Suruç aileleri ve yaralıları olarak katliamın olduğu günden bu güne kadar adalet mücadelesi yürüttüklerini ifade eden Selen, 9 yıldır katillerin yakalanması, onlara yardım edenlerin açığa çıkarılması ve katliam dosyasındaki hukuksuzlukların giderilmesi için mücadele ettiklerini vurguladı.

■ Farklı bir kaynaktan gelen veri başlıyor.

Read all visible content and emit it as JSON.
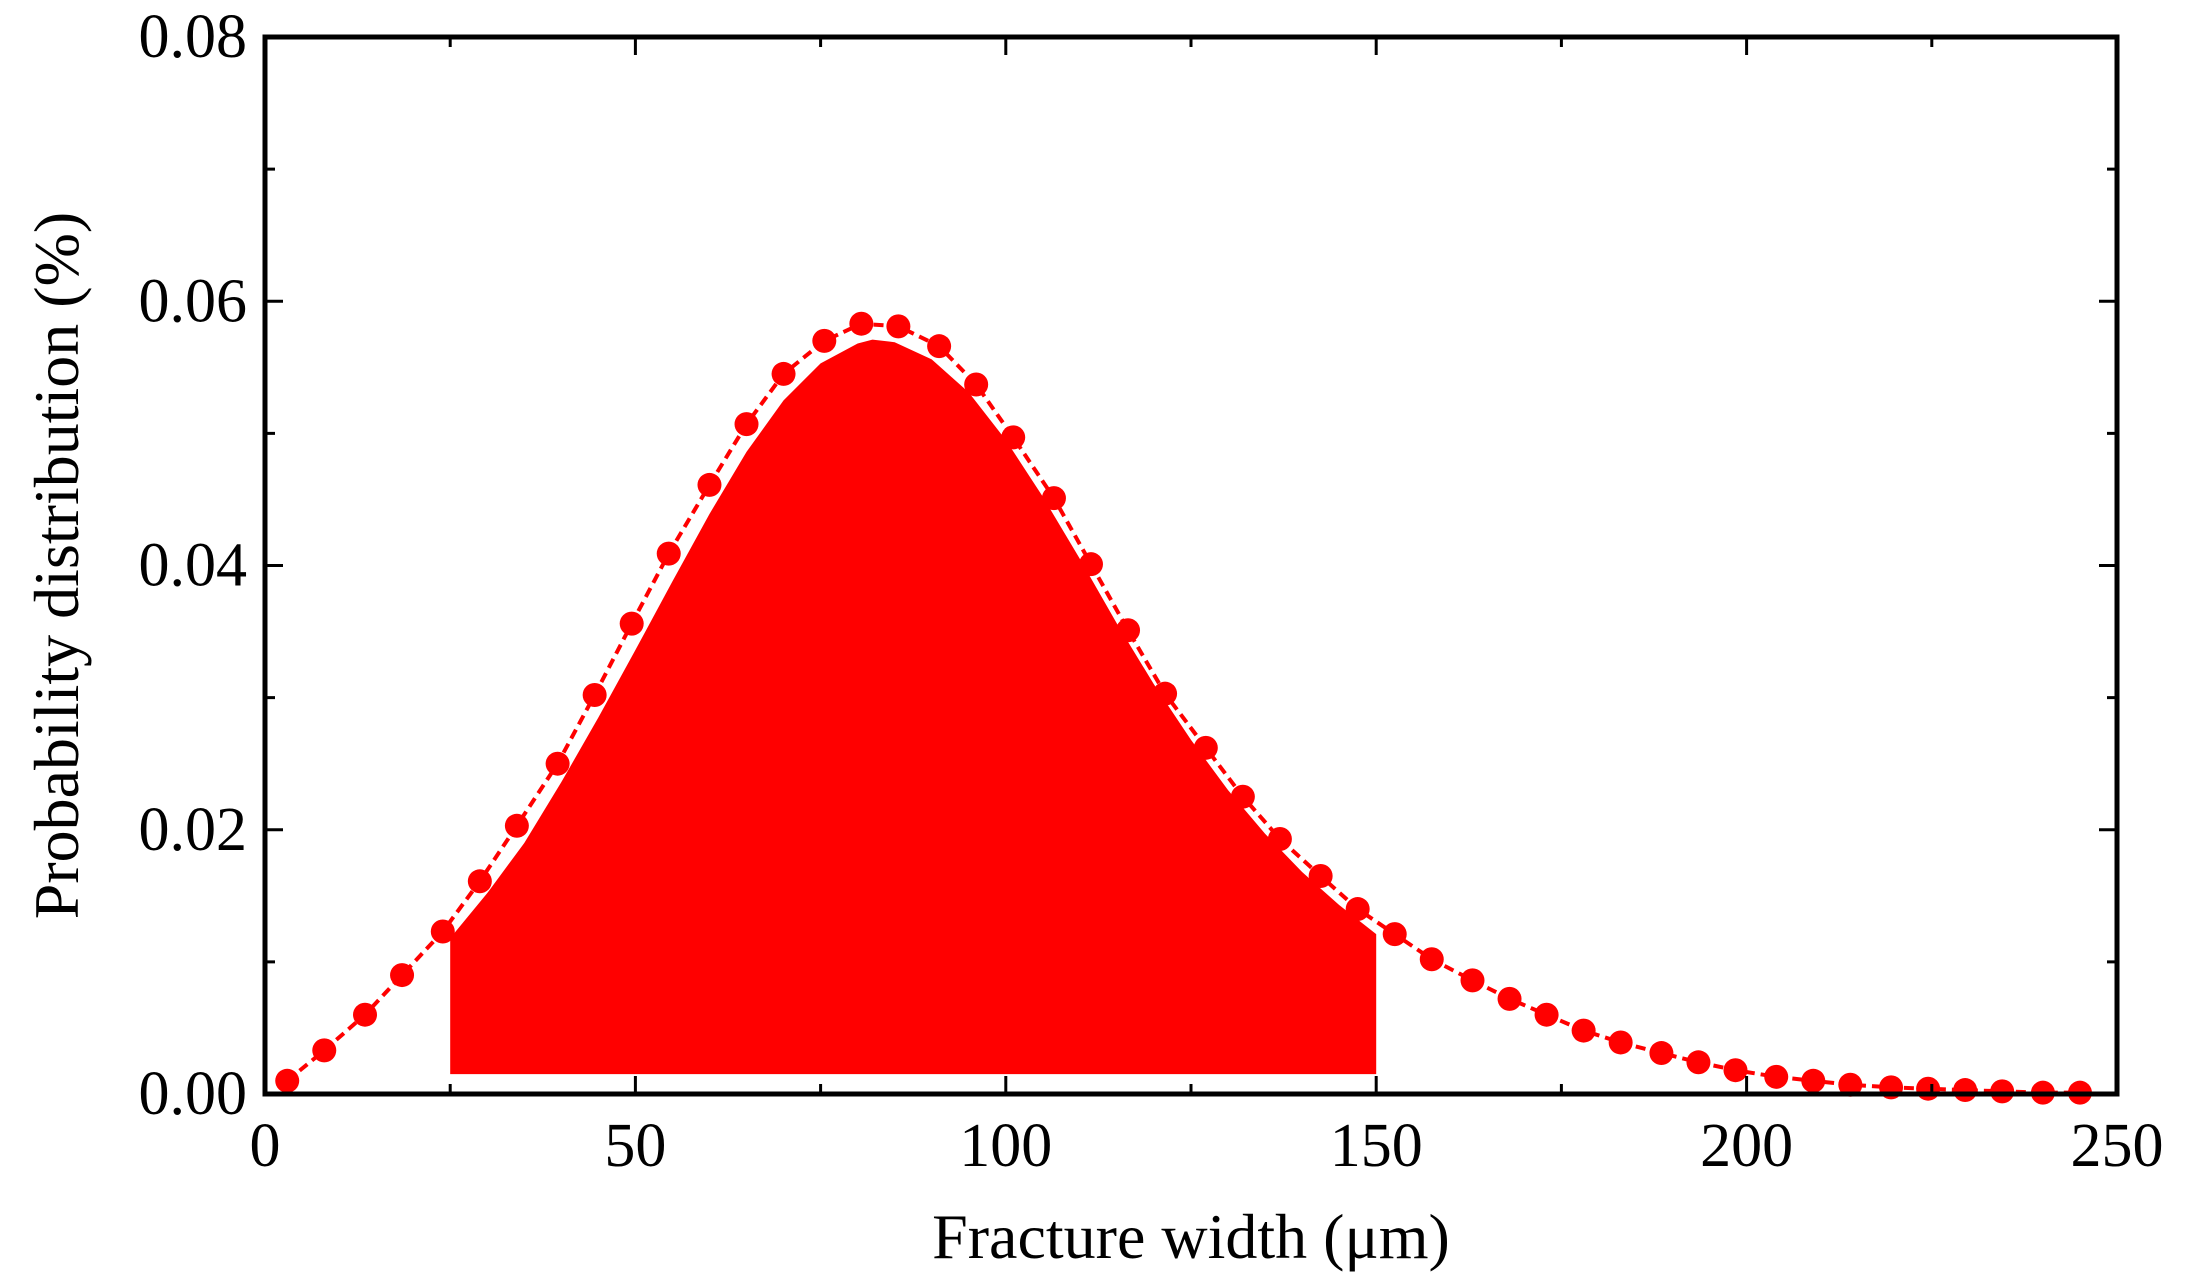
{
  "chart_data": {
    "type": "line",
    "title": "",
    "xlabel": "Fracture width (μm)",
    "ylabel": "Probability distribution (%)",
    "xlim": [
      0,
      250
    ],
    "ylim": [
      0,
      0.08
    ],
    "xticks": [
      0,
      50,
      100,
      150,
      200,
      250
    ],
    "xtick_labels": [
      "0",
      "50",
      "100",
      "150",
      "200",
      "250"
    ],
    "yticks": [
      0,
      0.02,
      0.04,
      0.06,
      0.08
    ],
    "ytick_labels": [
      "0.00",
      "0.02",
      "0.04",
      "0.06",
      "0.08"
    ],
    "grid": false,
    "legend": "none",
    "color": "#ff0000",
    "series": [
      {
        "style": "dotted line with circle markers",
        "x": [
          3,
          8,
          13.5,
          18.5,
          24,
          29,
          34,
          39.5,
          44.5,
          49.5,
          54.5,
          60,
          65,
          70,
          75.5,
          80.5,
          85.5,
          91,
          96,
          101,
          106.5,
          111.5,
          116.5,
          121.5,
          127,
          132,
          137,
          142.5,
          147.5,
          152.5,
          157.5,
          163,
          168,
          173,
          178,
          183,
          188.5,
          193.5,
          198.5,
          204,
          209,
          214,
          219.5,
          224.5,
          229.5,
          234.5,
          240,
          245
        ],
        "y": [
          0.001,
          0.0033,
          0.006,
          0.009,
          0.0123,
          0.0161,
          0.0203,
          0.025,
          0.0302,
          0.0356,
          0.0409,
          0.0461,
          0.0507,
          0.0545,
          0.057,
          0.0583,
          0.0581,
          0.0566,
          0.0537,
          0.0497,
          0.0451,
          0.0401,
          0.0351,
          0.0303,
          0.0262,
          0.0225,
          0.0193,
          0.0165,
          0.014,
          0.0121,
          0.0102,
          0.0086,
          0.0072,
          0.006,
          0.0048,
          0.0039,
          0.0031,
          0.0024,
          0.0018,
          0.0013,
          0.001,
          0.0007,
          0.0005,
          0.0004,
          0.0003,
          0.0002,
          0.0001,
          0.0001
        ]
      }
    ],
    "shaded_region": {
      "x_range": [
        25,
        150
      ],
      "baseline": 0.0015,
      "x": [
        25,
        30,
        35,
        40,
        45,
        50,
        55,
        60,
        65,
        70,
        75,
        80,
        82,
        85,
        90,
        95,
        100,
        105,
        110,
        115,
        120,
        125,
        130,
        135,
        140,
        145,
        150
      ],
      "y": [
        0.0118,
        0.0152,
        0.019,
        0.0236,
        0.0285,
        0.0336,
        0.0388,
        0.0439,
        0.0486,
        0.0525,
        0.0553,
        0.0568,
        0.0571,
        0.0569,
        0.0556,
        0.0531,
        0.0495,
        0.0452,
        0.0405,
        0.0356,
        0.031,
        0.0268,
        0.023,
        0.0197,
        0.0168,
        0.0143,
        0.0121
      ]
    }
  }
}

‘9 YILDIR SANIK SANDALYESİ BOŞ’
Selen, davanın görülen son duruşmasında 9 yıldır olduğu gibi sanık sandalyesinin boş olduğunu anımsatarak, “Firari sanıklar İlhami Bali ve deniz büyükçelebi halen yakalanmış değil. Bu iki sanığın İdlipte bir cezaevinde olduğu bilinmesine rağmen mahkeme heyeti ısrarla emniyet müdürlüğüne sanıkların nerede olduklarının tespit edilmesine dair yazı gönderiyor. Emniyet mahkeme heyetinden giden sorulara cevap vermiyor. Yerleri bilinen 2 sanığın getirilmesi için mahkeme yetkisini kullanabilir ancak bu yetkisini kullanmamak için ısrar ediyor. Yine en sık dile getirdiğimiz taleplerden biri olan dönemin başbakanı Ahmet Davutoğlu’nun dinlenmesi talebimiz mahkeme heyeti tarafından hiçbir gerekçe gösterilmeden reddediliyor. 5 Kasım 2024 tarihine ertelenen duruşmada yine taleplerimiz kabul edilmedi ve dava dosyasında hiçbir ilerleme olmadı” şeklinde konuştu.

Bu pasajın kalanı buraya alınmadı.